Dirk Nowitzki: German Wunderkind
- Cover of the book
- Author: Dino Reisner and Holger Sauer
- Language: German
- Genre: Biography
- Publisher: Stiebner Verlag GmbH
- Publication date: 2004
- Publication place: Germany
- Media type: Hardcover, paperback
- Pages: 160
- ISBN: 3-7679-0872-7

= Dirk Nowitzki: German Wunderkind =

2004 book by Dino Reisner and Holger Sauer

Dirk Nowitzki: German Wunderkind (stylized as DIRK NOWITZKI German wunderkind) is a biography of the German NBA basketball star Dirk Nowitzki, written by German sports journalists Dino Reisner and Holger Sauer. It was published in 2004 by the German "Copress" publishing house. It follows Nowitzki's life as a boy in Würzburg, how he turned to basketball as a teenager, broke through in Germany and eventually became the franchise player of the Dallas Mavericks in the NBA.

==Book synopsis==
In this book, Reisner and Sauer follow the career of Dirk Nowitzki, beginning with his middle-class beginnings in Würzburg. Originally interested in tennis and handball, the tall Nowitzki (who grew to become 7-foot-0) was drawn to basketball after being repeatedly taunted as a "freak" by his opponents. After being discovered by local basketball trainer Jürgen Meng, he met trainer Holger Geschwindner, who became his lifelong mentor and friend. Both discovered he had a natural talent for this sport and eventually became a star for the small local basketball club DJK Würzburg.
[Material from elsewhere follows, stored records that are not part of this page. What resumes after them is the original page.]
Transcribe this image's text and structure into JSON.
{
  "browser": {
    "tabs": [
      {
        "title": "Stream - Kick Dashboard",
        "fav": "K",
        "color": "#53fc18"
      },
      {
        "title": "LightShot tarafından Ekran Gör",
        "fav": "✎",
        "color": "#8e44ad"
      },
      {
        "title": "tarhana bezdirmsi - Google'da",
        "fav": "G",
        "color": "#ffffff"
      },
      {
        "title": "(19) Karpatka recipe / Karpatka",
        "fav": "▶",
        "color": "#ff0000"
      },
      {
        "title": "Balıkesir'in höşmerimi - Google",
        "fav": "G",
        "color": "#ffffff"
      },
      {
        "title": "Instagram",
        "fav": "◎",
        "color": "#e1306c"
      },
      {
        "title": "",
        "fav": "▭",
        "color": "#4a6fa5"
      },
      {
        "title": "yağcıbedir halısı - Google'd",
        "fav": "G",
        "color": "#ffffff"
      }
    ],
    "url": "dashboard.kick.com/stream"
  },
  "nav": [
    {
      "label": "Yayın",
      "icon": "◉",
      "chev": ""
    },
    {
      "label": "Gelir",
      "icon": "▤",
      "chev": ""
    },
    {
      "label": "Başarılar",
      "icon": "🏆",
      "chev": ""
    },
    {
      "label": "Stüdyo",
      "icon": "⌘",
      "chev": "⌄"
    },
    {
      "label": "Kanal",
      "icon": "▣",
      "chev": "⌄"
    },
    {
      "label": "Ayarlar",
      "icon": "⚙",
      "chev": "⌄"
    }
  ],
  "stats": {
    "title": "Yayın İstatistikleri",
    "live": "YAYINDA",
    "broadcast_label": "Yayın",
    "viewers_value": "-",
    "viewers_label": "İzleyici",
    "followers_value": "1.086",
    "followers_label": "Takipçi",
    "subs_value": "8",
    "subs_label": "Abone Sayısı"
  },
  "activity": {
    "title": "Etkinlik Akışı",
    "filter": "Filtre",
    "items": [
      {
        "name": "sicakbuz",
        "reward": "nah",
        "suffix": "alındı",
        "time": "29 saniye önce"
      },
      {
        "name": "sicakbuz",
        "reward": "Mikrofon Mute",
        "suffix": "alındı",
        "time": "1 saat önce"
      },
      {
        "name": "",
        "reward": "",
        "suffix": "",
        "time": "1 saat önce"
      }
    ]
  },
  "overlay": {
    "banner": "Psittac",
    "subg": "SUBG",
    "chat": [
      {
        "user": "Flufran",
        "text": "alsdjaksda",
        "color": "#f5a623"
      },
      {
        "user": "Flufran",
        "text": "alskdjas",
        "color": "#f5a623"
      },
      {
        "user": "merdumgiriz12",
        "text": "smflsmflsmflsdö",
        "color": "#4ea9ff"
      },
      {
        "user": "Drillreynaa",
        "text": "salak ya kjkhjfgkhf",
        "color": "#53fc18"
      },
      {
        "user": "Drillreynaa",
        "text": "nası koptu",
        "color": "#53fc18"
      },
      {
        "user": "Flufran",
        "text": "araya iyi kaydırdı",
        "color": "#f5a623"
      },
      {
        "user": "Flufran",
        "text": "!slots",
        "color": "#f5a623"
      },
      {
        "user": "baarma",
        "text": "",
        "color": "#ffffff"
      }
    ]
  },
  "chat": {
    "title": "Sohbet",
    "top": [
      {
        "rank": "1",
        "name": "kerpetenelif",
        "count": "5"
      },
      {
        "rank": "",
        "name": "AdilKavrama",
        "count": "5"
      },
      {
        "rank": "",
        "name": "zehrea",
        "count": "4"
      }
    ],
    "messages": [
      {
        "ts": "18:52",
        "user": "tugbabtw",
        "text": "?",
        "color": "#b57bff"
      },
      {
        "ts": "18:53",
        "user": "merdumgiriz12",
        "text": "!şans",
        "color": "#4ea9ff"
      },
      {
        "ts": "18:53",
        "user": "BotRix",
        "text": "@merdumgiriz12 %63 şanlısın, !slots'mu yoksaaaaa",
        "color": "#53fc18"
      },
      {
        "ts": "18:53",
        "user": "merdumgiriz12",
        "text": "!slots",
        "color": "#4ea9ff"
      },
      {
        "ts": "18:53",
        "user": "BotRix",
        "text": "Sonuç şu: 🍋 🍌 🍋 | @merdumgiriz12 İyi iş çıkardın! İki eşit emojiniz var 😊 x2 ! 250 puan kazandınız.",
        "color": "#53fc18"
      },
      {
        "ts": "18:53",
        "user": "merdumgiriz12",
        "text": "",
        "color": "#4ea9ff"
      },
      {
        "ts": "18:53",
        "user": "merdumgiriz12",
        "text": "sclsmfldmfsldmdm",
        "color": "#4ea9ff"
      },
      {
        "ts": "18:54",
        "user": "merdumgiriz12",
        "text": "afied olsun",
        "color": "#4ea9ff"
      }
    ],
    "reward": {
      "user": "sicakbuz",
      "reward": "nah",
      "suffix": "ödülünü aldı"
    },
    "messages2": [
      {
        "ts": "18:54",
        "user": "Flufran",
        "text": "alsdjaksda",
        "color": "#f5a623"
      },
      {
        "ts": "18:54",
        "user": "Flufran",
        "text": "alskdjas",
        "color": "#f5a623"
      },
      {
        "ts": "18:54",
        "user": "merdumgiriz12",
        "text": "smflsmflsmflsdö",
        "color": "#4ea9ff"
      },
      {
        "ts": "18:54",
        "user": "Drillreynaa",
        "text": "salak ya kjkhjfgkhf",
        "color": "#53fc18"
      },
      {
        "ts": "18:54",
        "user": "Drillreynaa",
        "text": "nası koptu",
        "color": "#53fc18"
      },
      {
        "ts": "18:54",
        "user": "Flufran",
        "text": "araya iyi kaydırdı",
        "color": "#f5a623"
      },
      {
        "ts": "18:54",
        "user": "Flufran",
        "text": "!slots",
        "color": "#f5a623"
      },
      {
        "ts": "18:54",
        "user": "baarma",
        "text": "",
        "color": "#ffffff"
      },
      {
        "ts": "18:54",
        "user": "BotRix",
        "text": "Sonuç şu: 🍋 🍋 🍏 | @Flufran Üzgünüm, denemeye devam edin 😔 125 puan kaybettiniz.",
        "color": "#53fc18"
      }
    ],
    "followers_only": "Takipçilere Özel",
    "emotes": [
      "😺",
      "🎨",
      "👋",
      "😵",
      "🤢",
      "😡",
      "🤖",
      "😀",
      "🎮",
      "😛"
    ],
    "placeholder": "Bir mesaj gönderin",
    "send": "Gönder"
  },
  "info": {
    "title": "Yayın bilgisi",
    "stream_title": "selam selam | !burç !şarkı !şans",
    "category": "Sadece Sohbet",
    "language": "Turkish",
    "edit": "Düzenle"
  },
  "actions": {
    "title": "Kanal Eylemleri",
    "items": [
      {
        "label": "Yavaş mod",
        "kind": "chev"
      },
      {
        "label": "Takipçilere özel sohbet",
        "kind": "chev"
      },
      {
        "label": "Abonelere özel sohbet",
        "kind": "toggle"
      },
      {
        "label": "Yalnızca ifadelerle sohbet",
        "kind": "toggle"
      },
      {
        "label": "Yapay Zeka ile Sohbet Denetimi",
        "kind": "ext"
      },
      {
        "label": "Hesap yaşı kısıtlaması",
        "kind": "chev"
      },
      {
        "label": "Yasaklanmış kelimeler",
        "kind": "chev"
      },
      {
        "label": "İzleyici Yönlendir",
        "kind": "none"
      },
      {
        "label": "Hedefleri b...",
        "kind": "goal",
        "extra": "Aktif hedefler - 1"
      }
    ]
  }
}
After attracting the attention of Dallas Mavericks head coach and manager Don Nelson, Nowitzki made the jump to the NBA and was drafted by the Milwaukee Bucks, but was immediately traded to the Mavericks in the 1998 NBA draft. Shell-shocked by the culture shock, facing a longer season, more physical opponents, and a relatively foreign culture, he struggled in America, and even considered returning to Europe, until Nelson and Geschwindner talked him out of it. Becoming a regular player, a starter, and later an All-Star, the book presents the eventful playoff campaigns of the Mavericks until 2004. The book ends in the middle of the 2004–05 NBA season.

The book mostly follows a chronological structure, and devotes inserts for many people close to Nowitzki, such as his parents Helga and Jörg-Werner Nowitzki, who are both retired German professional handball players; his sister, Silke; his ex-girlfriend of seven years Sybille Gerer (former player of Nowitzki's former basketball club DJK Würzburg), his discoverer Jürgen Meng, his mentors Geschwindner and Nelson, and his best friend Steve Nash. An extra section of the book is inserted at the end, which deals with his performances in the Germany national basketball team separately.